All that has changed with just-in-time manufacturing, blockchain and the shift from on-prem to cloud. Indeed, cross-cloud hybridisation programmes such as Docker and Kubernetes create optimised conditions for collaborative workflow management.
Automation of these workflows is the current target, with the next stage of evolution being to link emotional understanding to the process. By understanding behaviour we hope to enable companies to identify what a customer wants before they've asked for it. Knowing exactly when a customer needs your products and services (and why) means it is possible to make timely approaches and interventions.
We're starting to see credible evidence of this in financial services, with fintech platforms able to stay ahead of their clients' needs by drawing on open banking, underlying data insights and solid understanding of the emerging channels that customers expect to engage on. The same goes for a building site supplier that draws on real-time data platforms to preempt when certain equipment needs upgrading or replacing. Gone are the days where people sit at a desk to do this - the modern business needs to understand that even mobile-first is really just an entry point, and that conversational commerce or text-analysis based recommendations are ways to lift your brand above the competition.
At the heart of this though, is an understanding of the behavioural map that informs intent, and how your brand is perceived by your customer before the transaction takes place.
In the world of automated customer experience, it's not just what you say but how you say it that matters. Get it right and the brand's personality will shine through. With the correct positioning, you engage your customer or prospect deeply around shared values, or even just a simple understanding of how to solve their immediate problems. Get it wrong and it can create a jarring disconnect that undermines trust.
With increasingly competitive markets, where each brand tries to find a differentiator, every interaction point needs to feel consistent in establishing the right emotional resonance.
If companies manage to get their tone of voice right, there are certain scenarios where emotionally-attuned AI may even trump human interaction and help deliver an experience more important than the product itself.

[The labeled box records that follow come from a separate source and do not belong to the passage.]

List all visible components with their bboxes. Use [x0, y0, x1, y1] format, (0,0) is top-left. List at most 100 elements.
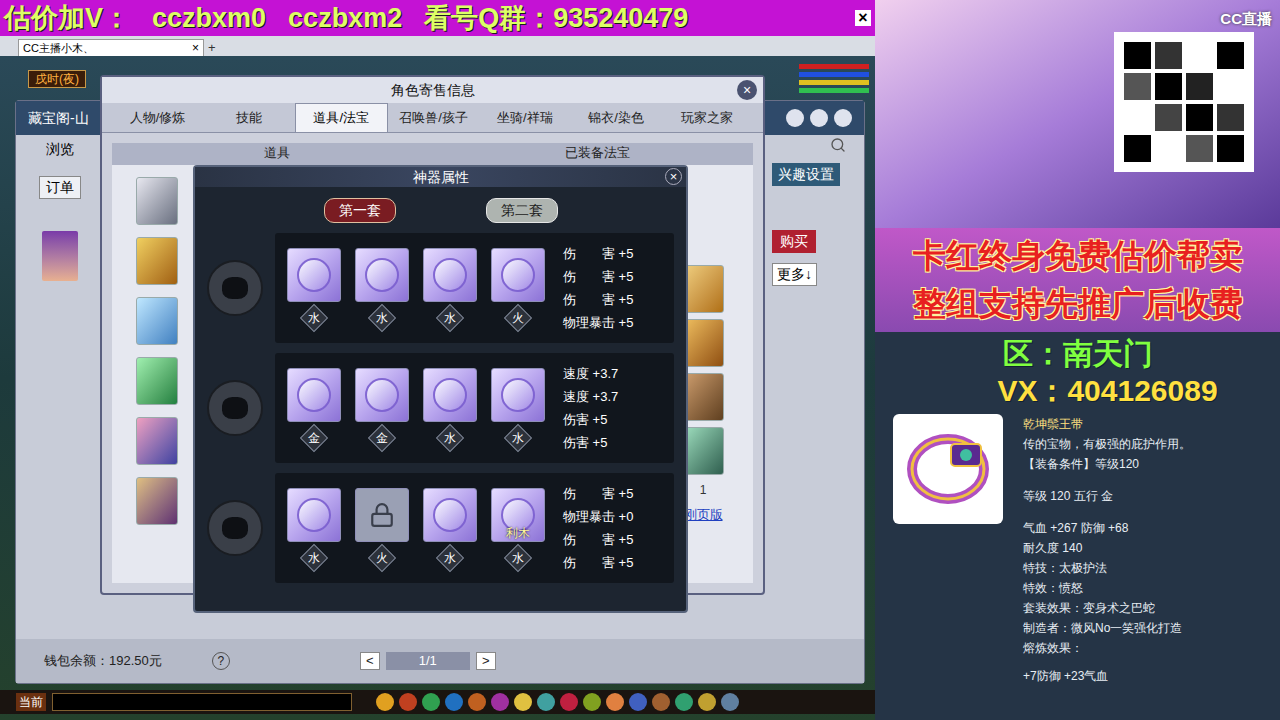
gem-slot[interactable]: 火: [491, 248, 545, 328]
toolbar-icon[interactable]: [675, 693, 693, 711]
gem-slot[interactable]: 水: [423, 488, 477, 568]
gem-swirl-icon: [433, 378, 467, 412]
trade-tab[interactable]: 技能: [203, 103, 294, 132]
item-icon[interactable]: [682, 265, 724, 313]
item-durability: 耐久度 140: [1023, 538, 1191, 558]
page-indicator: 1/1: [386, 652, 470, 670]
tab-close[interactable]: ×: [192, 39, 199, 57]
toolbar-icon[interactable]: [652, 693, 670, 711]
item-icon[interactable]: [136, 177, 178, 225]
element-diamond: 水: [300, 304, 328, 332]
trade-tab[interactable]: 锦衣/染色: [570, 103, 661, 132]
item-level: 等级 120 五行 金: [1023, 486, 1191, 506]
toolbar-icon[interactable]: [468, 693, 486, 711]
chat-input[interactable]: [52, 693, 352, 711]
attribute-list: 伤 害 +5伤 害 +5伤 害 +5物理暴击 +5: [563, 245, 633, 332]
toolbar-icon[interactable]: [560, 693, 578, 711]
new-tab-button[interactable]: +: [208, 39, 216, 56]
gem-board: 水水水火伤 害 +5伤 害 +5伤 害 +5物理暴击 +5: [275, 233, 674, 343]
settings-icon[interactable]: [810, 109, 828, 127]
gem-slot[interactable]: 水: [491, 368, 545, 448]
gem-slot[interactable]: 水: [355, 248, 409, 328]
more-button[interactable]: 更多↓: [772, 263, 817, 286]
ad-picture: CC直播: [875, 0, 1280, 228]
gem-slot[interactable]: 水: [287, 248, 341, 328]
toolbar-icon[interactable]: [537, 693, 555, 711]
toolbar-icon[interactable]: [514, 693, 532, 711]
item-icon[interactable]: [136, 417, 178, 465]
item-set: 套装效果：变身术之巴蛇: [1023, 598, 1191, 618]
gem-swirl-icon: [297, 258, 331, 292]
element-diamond: 火: [368, 544, 396, 572]
toolbar-icon[interactable]: [721, 693, 739, 711]
server-name: 区：南天门: [1003, 336, 1153, 372]
trade-title: 角色寄售信息: [391, 80, 475, 101]
market-title: 藏宝阁-山: [28, 108, 89, 129]
toolbar-icon[interactable]: [445, 693, 463, 711]
attribute: 伤 害 +5: [563, 485, 633, 503]
item-column: [112, 165, 202, 583]
vx-contact: VX：404126089: [937, 372, 1217, 410]
next-page[interactable]: >: [476, 652, 496, 670]
toolbar-icon[interactable]: [399, 693, 417, 711]
search-icon[interactable]: [830, 137, 846, 153]
orders-button[interactable]: 订单: [39, 176, 81, 199]
trade-tab[interactable]: 道具/法宝: [295, 103, 388, 132]
item-icon[interactable]: [136, 237, 178, 285]
item-name: 乾坤鬃王带: [1023, 414, 1191, 434]
artifact-row: 金金水水速度 +3.7速度 +3.7伤害 +5伤害 +5: [207, 353, 674, 463]
game-scene: CC主播小木、×+戌时(夜)藏宝阁-山浏览订单兴趣设置购买更多↓钱包余额：192…: [0, 36, 875, 720]
browse-tab[interactable]: 浏览: [46, 139, 74, 160]
gem: [287, 248, 341, 302]
buy-button[interactable]: 购买: [772, 230, 816, 253]
item-effect: 特效：愤怒: [1023, 578, 1191, 598]
close-icon[interactable]: [834, 109, 852, 127]
gem-slot[interactable]: 利木水: [491, 488, 545, 568]
trade-tab[interactable]: 召唤兽/孩子: [388, 103, 479, 132]
gem-slot[interactable]: 水: [423, 368, 477, 448]
banner-contact: cczbxm0: [152, 0, 266, 38]
toolbar-icon[interactable]: [491, 693, 509, 711]
item-icon[interactable]: [136, 357, 178, 405]
minimize-icon[interactable]: [786, 109, 804, 127]
promo-line: 整组支持先推广后收费: [913, 282, 1243, 326]
artifact-row: 水火水利木水伤 害 +5物理暴击 +0伤 害 +5伤 害 +5: [207, 473, 674, 583]
item-maker: 制造者：微风No一笑强化打造: [1023, 618, 1191, 638]
help-button[interactable]: ?: [212, 652, 230, 670]
artifact-part-icon: [207, 380, 263, 436]
banner-close[interactable]: ×: [855, 10, 871, 26]
gem-slot[interactable]: 水: [423, 248, 477, 328]
gem-slot[interactable]: 金: [287, 368, 341, 448]
trade-title-bar: 角色寄售信息 ×: [102, 77, 763, 103]
toolbar-icon[interactable]: [422, 693, 440, 711]
set-button[interactable]: 第一套: [324, 198, 396, 223]
prev-page[interactable]: <: [360, 652, 380, 670]
trade-tab[interactable]: 人物/修炼: [112, 103, 203, 132]
toolbar-icon[interactable]: [698, 693, 716, 711]
gem-slot[interactable]: 水: [287, 488, 341, 568]
item-icon[interactable]: [682, 427, 724, 475]
toolbar-icon[interactable]: [606, 693, 624, 711]
gem-slot[interactable]: 金: [355, 368, 409, 448]
browser-tab[interactable]: CC主播小木、×: [18, 39, 204, 56]
interest-settings-button[interactable]: 兴趣设置: [772, 163, 840, 186]
item-icon[interactable]: [682, 319, 724, 367]
item-icon[interactable]: [136, 477, 178, 525]
trade-close[interactable]: ×: [737, 80, 757, 100]
toolbar-icon[interactable]: [376, 693, 394, 711]
element-diamond: 水: [504, 544, 532, 572]
trade-tab[interactable]: 坐骑/祥瑞: [479, 103, 570, 132]
character-avatar[interactable]: [42, 231, 78, 281]
artifact-close[interactable]: ×: [665, 168, 682, 185]
item-icon[interactable]: [136, 297, 178, 345]
set-button[interactable]: 第二套: [486, 198, 558, 223]
trade-tab[interactable]: 玩家之家: [662, 103, 753, 132]
toolbar-icon[interactable]: [583, 693, 601, 711]
gem-swirl-icon: [297, 378, 331, 412]
gem-slot[interactable]: 火: [355, 488, 409, 568]
item-icon[interactable]: [682, 373, 724, 421]
set-switcher: 第一套 第二套: [195, 187, 686, 233]
toolbar-icon[interactable]: [629, 693, 647, 711]
page-link[interactable]: 刚页版: [684, 505, 723, 525]
chat-channel[interactable]: 当前: [16, 693, 46, 711]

One direct consequence of Covid-19 is an acceleration of the trend towards embracing digital innovation. Within that, the loss of so many face-to-face cues means there is a need to advance our online interactions both in depth of engagement, and in breadth of reach. There is a clear role for emotion in the automation of technology.
It's important, however, not to rush into a wider world of process automation without gaining a true understanding of how it supports a longer term business case.
Too many enterprises automate processes for the sake of it, and are disappointed with the end result. Before embarking on what is generally an expensive investment, it's important to identify and test automation's potential before pushing it out on a company-wide basis.
If it transpires that existing workflows are fit for purpose, then run with them - with emotional consideration as a central part of your offering.